What the experts are saying:
“The latest jobs figures displayed a mixed picture, said NAR Chief Economist Lawrence Yun. “Another solid 275,000 net new payroll jobs were added in February. There are 5.5 million more jobs now compared to the pre-COVID record high in early 2020. However, the unemployment rate went up to 3.9% because a different measurement of jobs from a household survey (rather than a company survey) showed 184,000 fewer workers. The monthly wage rise of 0.14% was the slowest in two years, though the annual wage gain of 4.3% is above the consumer price inflation of 3.1%. Job additions build up the long-term real estate demand for housing, retail spaces, warehouses, and hotel travel, but not necessarily for office spaces. The short-term timing of purchase is dependent upon mortgage rates and inventory availability. Home sales recorded the lowest activity in 2023 in nearly 30 years. Note that there are 158 million payroll jobs today compared to 117 million when home sales were similarly low. It implies sizable potential real estate demand on the sidelines, ready to pounce once short-term conditions move favorably.”
Realtor.com Chief Economist Danielle Hale commented:
“The February jobs report continued January’s trend of better than expected payroll growth.
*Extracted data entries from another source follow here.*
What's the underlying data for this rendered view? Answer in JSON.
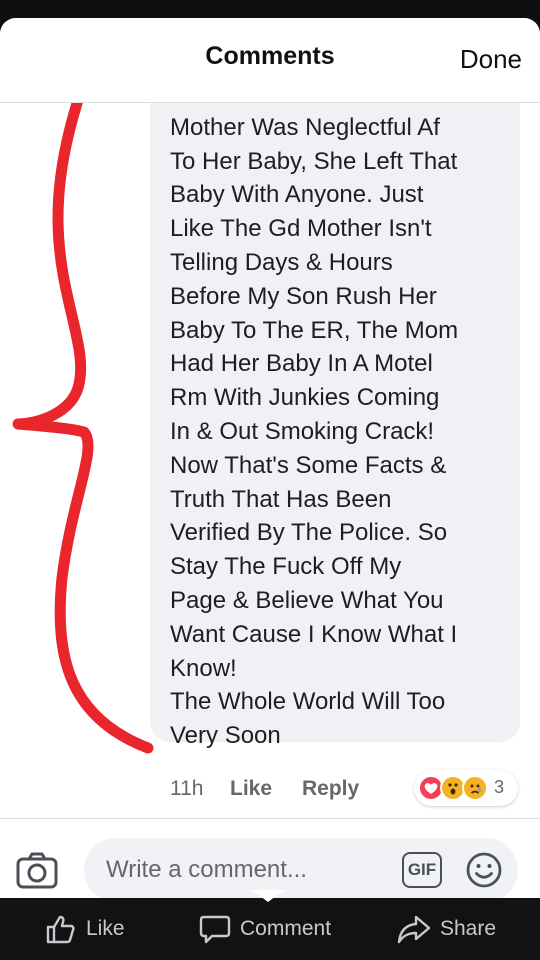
{
  "header": {
    "title": "Comments",
    "done_label": "Done"
  },
  "comment": {
    "text": "Read Isn't The Truth! The\nMother Was Neglectful Af\nTo Her Baby, She Left That\nBaby With Anyone. Just\nLike The Gd Mother Isn't\nTelling Days & Hours\nBefore My Son Rush Her\nBaby To The ER, The Mom\nHad Her Baby In A Motel\nRm With Junkies Coming\nIn & Out Smoking Crack!\nNow That's Some Facts &\nTruth That  Has Been\nVerified By The Police. So\nStay The Fuck Off My\nPage & Believe What You\nWant Cause I Know What I\nKnow!\nThe Whole World Will Too\nVery Soon",
    "time": "11h",
    "like_label": "Like",
    "reply_label": "Reply",
    "reactions": {
      "icons": [
        "love-icon",
        "wow-icon",
        "sad-icon"
      ],
      "count": "3"
    }
  },
  "composer": {
    "placeholder": "Write a comment...",
    "gif_label": "GIF"
  },
  "action_bar": {
    "like_label": "Like",
    "comment_label": "Comment",
    "share_label": "Share"
  },
  "colors": {
    "annotation": "#e8262c",
    "bubble": "#f0f1f4",
    "bar": "#111214"
  }
}
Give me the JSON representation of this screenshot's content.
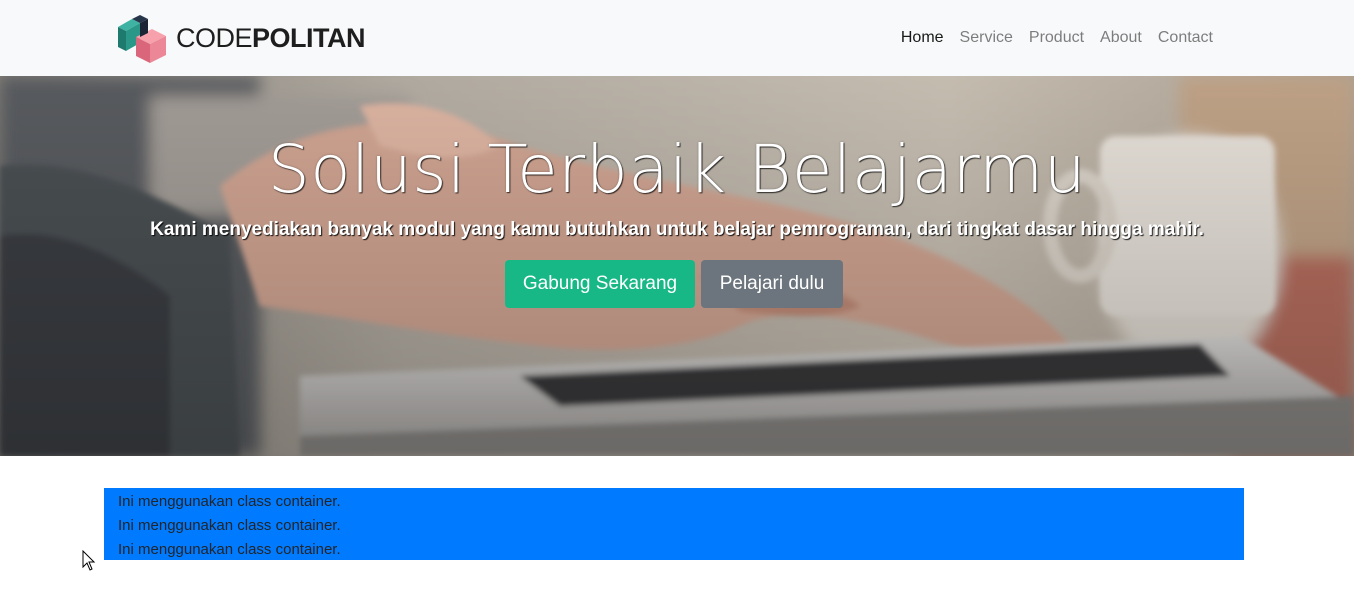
{
  "navbar": {
    "brand": {
      "light": "CODE",
      "bold": "POLITAN"
    },
    "links": [
      {
        "label": "Home",
        "active": true
      },
      {
        "label": "Service",
        "active": false
      },
      {
        "label": "Product",
        "active": false
      },
      {
        "label": "About",
        "active": false
      },
      {
        "label": "Contact",
        "active": false
      }
    ]
  },
  "hero": {
    "title": "Solusi Terbaik Belajarmu",
    "lead": "Kami menyediakan banyak modul yang kamu butuhkan untuk belajar pemrograman, dari tingkat dasar hingga mahir.",
    "primary_button": "Gabung Sekarang",
    "secondary_button": "Pelajari dulu"
  },
  "container": {
    "lines": [
      "Ini menggunakan class container.",
      "Ini menggunakan class container.",
      "Ini menggunakan class container."
    ]
  },
  "colors": {
    "navbar_bg": "#f8f9fa",
    "success": "#17b886",
    "secondary": "#6c757d",
    "container_bg": "#007bff"
  }
}
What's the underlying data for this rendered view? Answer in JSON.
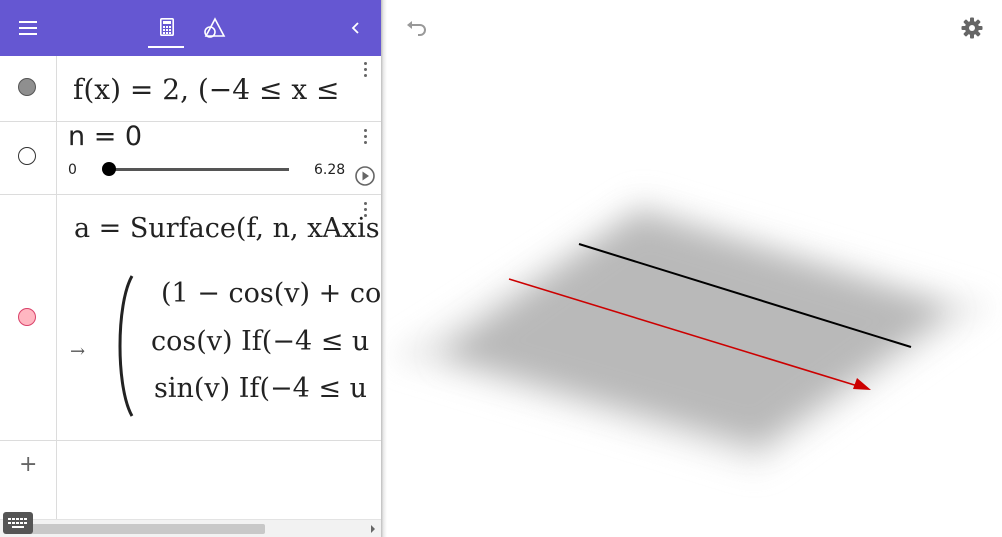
{
  "algebra": {
    "rows": [
      {
        "marble_color": "#8f8f8f",
        "text": "f(x)  =  2,     (−4 ≤ x ≤"
      },
      {
        "marble_color": "#ffffff",
        "text": "n = 0",
        "slider": {
          "min": "0",
          "max": "6.28",
          "value": 0
        }
      },
      {
        "marble_color": "#ffb6c1",
        "definition": "a = Surface(f, n, xAxis",
        "arrow": "→",
        "result_lines": [
          "(1 − cos(v) + co",
          "cos(v) If(−4 ≤ u",
          "sin(v) If(−4 ≤ u"
        ]
      }
    ],
    "new_input_symbol": "+"
  },
  "colors": {
    "toolbar": "#6557d2",
    "surface": "#b9b9b9",
    "function_line": "#000000",
    "x_axis": "#cc0000",
    "accent": "#6557d2"
  },
  "icons": {
    "menu": "menu-icon",
    "algebra_tab": "calculator-icon",
    "tools_tab": "geometry-tools-icon",
    "collapse": "chevron-left-icon",
    "undo": "undo-icon",
    "settings": "gear-icon",
    "keyboard": "keyboard-icon",
    "play": "play-icon",
    "more": "more-vertical-icon"
  }
}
While the 275,000 jobs added in February fell short of January’s original blockbuster 353,000 figure, the January data was revised down to 229,000, so February hiring did show an uptick from the revised figure. February job gains also exceeded the 230,000 monthly average for the previous 12 months and were most notable in health care, government, food services & drinking, social assistance, and transportation & warehousing. Unemployment increased to 3.9%, its highest level since January 2022, but still below the full employment rate of 4%. Taken together, the data point to a still healthy jobs market, but less risk of overheating.
“Other labor market data out this week show similar trends back to normal. In January, job openings were essentially unchanged at 8.9 million, down from 10.4 million the prior year. The job openings rate was also steady over the month at 5.4%. Job quits held steady at 3.4 million while the rate shrank to 2.1%. While openings remain elevated, quits levels and rates are within pre-pandemic range.
“At January’s Fed meeting, no rate change was announced, as the Fed sought additional confidence that inflation is on a path to its 2% target. Following that meeting, inflation surprised to the high-side, kicking off a wave of concern that Fed rate cuts would be delayed. This also sparked increases in longer-term interest rates, including mortgage rates. Steadiness in the labor market has increased the Fed’s attention on the price stability side of the dual mandate. This means next week’s inflation data is an important signal for what’s ahead and whether the first Fed rate cut will be in June or later in the year.
“Average hourly earnings for private employees grew by 4.3% in February. With inflation running at 3.1% in January, this means that workers have once again seen real growth in their spending power over the last year. However, the cost of buying a home has still outpaced wage growth, rising 5.4% in February. One key to bringing down housing and rent costs is adding more homes to the market. Realtor.com’s analysis of housing supply and household formation suggests that the U.S. has built between 2.5 and 7.2 million fewer homes than households over the last decade. Adding more housing would alleviate cost-pressure on one of the biggest budget items for families, taking the pressure off of inflation,” Hale concluded.